Las palabras del viejo profesor, que hoy se despedía de su cátedra con un discurso sobre la Metafísica y las Matemáticas, se elevaban con claridad desde hacía más de media hora sobre las filas de estudiantes que escuchaban con atención y con un silencio expectante. El aula magna de la Facultad estaba repleta y pasillos y escaleras servían también para reunir a muchos profesores, compañeros suyos y de otras facultades y especialidades que querían rendirle un homenaje, además de la placa, el regalo sorpresa y la cena que tendría lugar en el mejor restaurante de la ciudad. El profesor era una auténtica institución e incluso había sido propuesto un par de veces para el Premio Nobel, aunque no lo había ganado, quizás por ideas similares a las que hoy estaba desgranando y que solía introducir en sus clases, siempre amenas por los comentarios irónicos y mordaces con los que salpicaba las explicaciones. A veces demasiado irónicos, demasiado mordaces, demasiado excéntricos para una institución centenaria acostumbrada a la seriedad y a la tradición.

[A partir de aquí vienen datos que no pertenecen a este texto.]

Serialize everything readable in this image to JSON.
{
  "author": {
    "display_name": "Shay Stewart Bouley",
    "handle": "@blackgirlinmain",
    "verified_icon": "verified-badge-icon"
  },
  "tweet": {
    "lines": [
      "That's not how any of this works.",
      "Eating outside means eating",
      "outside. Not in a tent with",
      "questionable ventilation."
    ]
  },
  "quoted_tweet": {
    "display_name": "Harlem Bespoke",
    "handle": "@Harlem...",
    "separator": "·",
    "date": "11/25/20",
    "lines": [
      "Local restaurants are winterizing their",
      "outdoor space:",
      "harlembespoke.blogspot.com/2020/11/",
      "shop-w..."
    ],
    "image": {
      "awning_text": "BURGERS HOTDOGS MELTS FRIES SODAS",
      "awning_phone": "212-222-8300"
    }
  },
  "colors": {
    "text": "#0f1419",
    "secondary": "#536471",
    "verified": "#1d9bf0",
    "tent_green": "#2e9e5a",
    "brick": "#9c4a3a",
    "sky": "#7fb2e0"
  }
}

En lugar de complicadas fórmulas y problemas casi irresolubles que con letra clara escribía en la pizarra del aula, el anciano catedrático hablaba hoy con palabras comprensibles, con ideas que, hoy sí, todos entendían. Al comienzo había echado la vista atrás y, con un punto de nostalgia, pero también con alegría, repasó una vida dedicada a las matemáticas, primero en un Instituto de un barrio madrileño y después en la Universidad. Ahora, el discurso se había concentrado en un tema que, a lo largo de su vida académica, había expuesto algunas veces, pero nunca se había atrevido a profundizar.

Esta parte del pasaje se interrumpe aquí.